While Internet sales growth continues to outpace traditional retail sales, however, 54% of online retailers expect overall retail growth to slow during the next 12 months, and 57% acknowledge the economy is hurting their profits, the report says.
Though many retailers expect lower overall sales this year, 80% of the 117 retailers surveyed in the report say the web is better suited than other channels to withstand the recession, and one-third say the downturn has helped them capture greater market share, the study found. Retailers report that their conversion rates continue to hover between 3% and 3.5% as they have for years, the report notes.
Still, retailers are being extra careful this year in controlling costs, the report says.
“Retailers everywhere are trying to get their arms around a pullback in consumer spending, and online retailers are no exception,” says Scott Silverman, executive director of Shop.org. “Online retailers are trying to weather this economic storm by doing more with less, making smart spending decisions, and leveraging effective, affordable tactics like e-mail to grow their businesses.”
30% of the online retailers surveyed, for example, are spending less than originally planned on web retail operations this year. Among retailers cutting costs, 88% will scale back hiring and staffing plans and 56% will spend less on search marketing.
But some retailers also see the downturn as an opportunity to increase market share and are proceeding with new initiatives. 46% have no plans to cut back original budgets, while 24% will spend more on their online business than originally planned. Companies planning to spend more will increase investments in areas such as search (80%), e-mail (65%) and social marketing (60%).
A majority of retailers (88%) listed e-mail as a high priority for the year, largely to retain customers, the study found. 71% plan to send segmented e-mails to customers based on stated preferences and purchase data.

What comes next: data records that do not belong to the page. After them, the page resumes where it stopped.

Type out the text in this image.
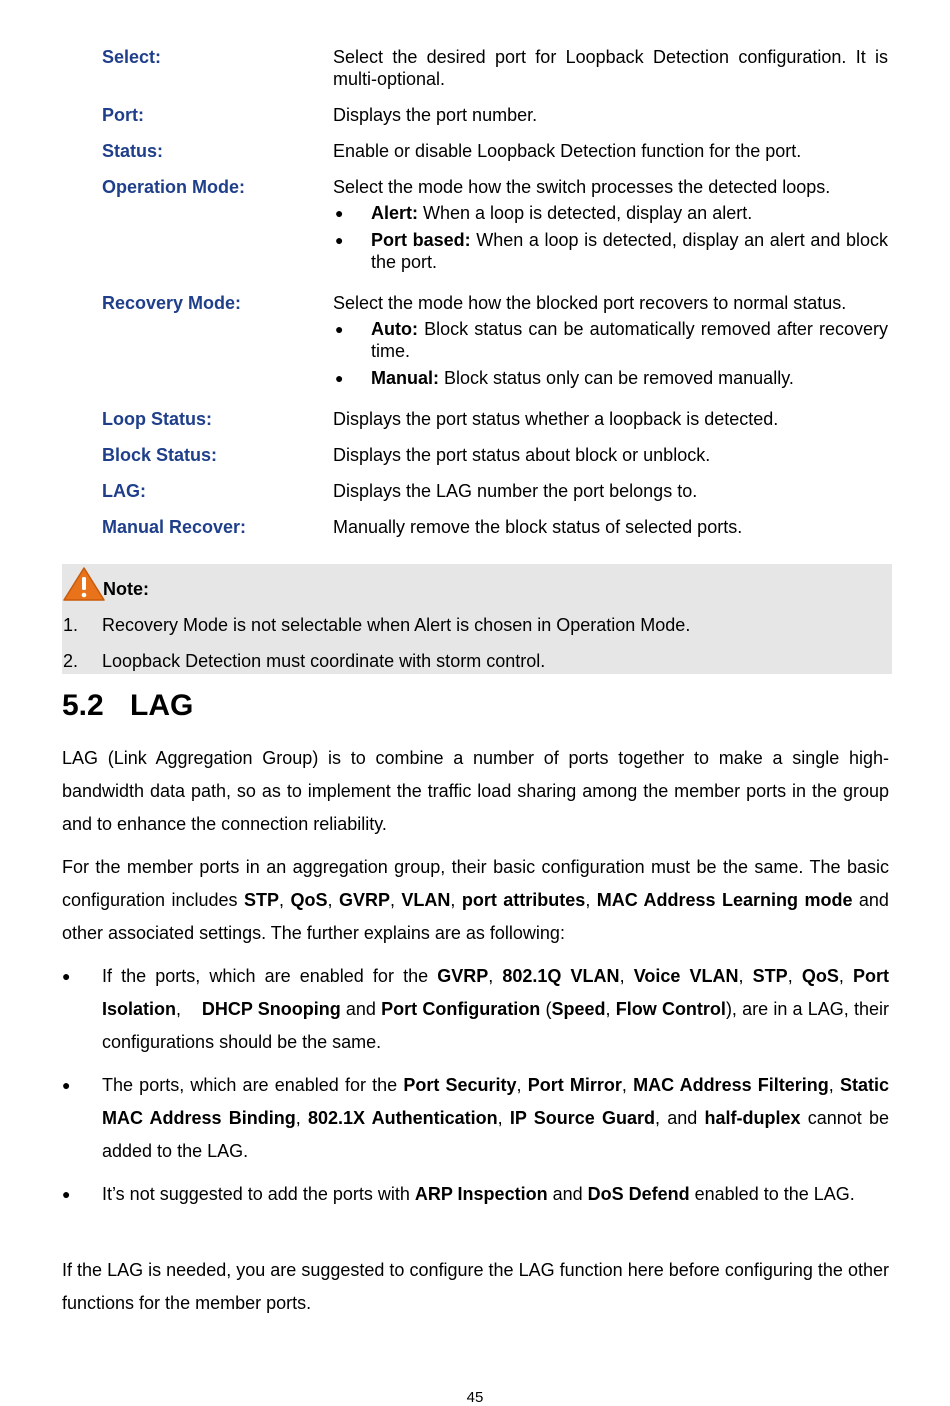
Select:	Select the desired port for Loopback Detection configuration. It is multi-optional.
Port:	Displays the port number.
Status:	Enable or disable Loopback Detection function for the port.
Operation Mode:	Select the mode how the switch processes the detected loops.
● Alert: When a loop is detected, display an alert.
● Port based: When a loop is detected, display an alert and block the port.
Recovery Mode:	Select the mode how the blocked port recovers to normal status.
● Auto: Block status can be automatically removed after recovery time.
● Manual: Block status only can be removed manually.
Loop Status:	Displays the port status whether a loopback is detected.
Block Status:	Displays the port status about block or unblock.
LAG:	Displays the LAG number the port belongs to.
Manual Recover:	Manually remove the block status of selected ports.
Note:
1. Recovery Mode is not selectable when Alert is chosen in Operation Mode.
2. Loopback Detection must coordinate with storm control.
5.2 LAG

LAG (Link Aggregation Group) is to combine a number of ports together to make a single high-bandwidth data path, so as to implement the traffic load sharing among the member ports in the group and to enhance the connection reliability.

For the member ports in an aggregation group, their basic configuration must be the same. The basic configuration includes STP, QoS, GVRP, VLAN, port attributes, MAC Address Learning mode and other associated settings. The further explains are as following:

● If the ports, which are enabled for the GVRP, 802.1Q VLAN, Voice VLAN, STP, QoS, Port Isolation,    DHCP Snooping and Port Configuration (Speed, Flow Control), are in a LAG, their configurations should be the same.
● The ports, which are enabled for the Port Security, Port Mirror, MAC Address Filtering, Static MAC Address Binding, 802.1X Authentication, IP Source Guard, and half-duplex cannot be added to the LAG.
● It’s not suggested to add the ports with ARP Inspection and DoS Defend enabled to the LAG.

If the LAG is needed, you are suggested to configure the LAG function here before configuring the other functions for the member ports.

45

In addition, 55% will use e-mails to highlight new product availability and to extend invitations to participate in surveys or gather customer feedback, while 53% will use e-mails to feature online-only promotions.
Other highlights of the report include:
- Search engine marketing is most often mentioned among effective acquisition tactics (83%), followed by organic traffic (51%) and affiliate programs (41%)
- E-mail is the most-mentioned successful tactic overall (cited by 89%), followed by pay-for-performance search placement (80%) and SEO/natural search (53%)
- Retailers with more than $100 million in online sales manage an average of 1.13 million paid search terms, on average pay 51 cents per click, and realize on average $5.29 in revenue per click
- Retailers with between $10 million and $100 million in annual online sales manage on average 210,462 search terms, on average pay 44 cents per click, and realize on average $19.87 in revenue per click
- Retailers with less than $10 million in online sales manage on average 23,466 search terms, on average pay 52 cents per click, and realize on average $11.37 in paid revenue per click.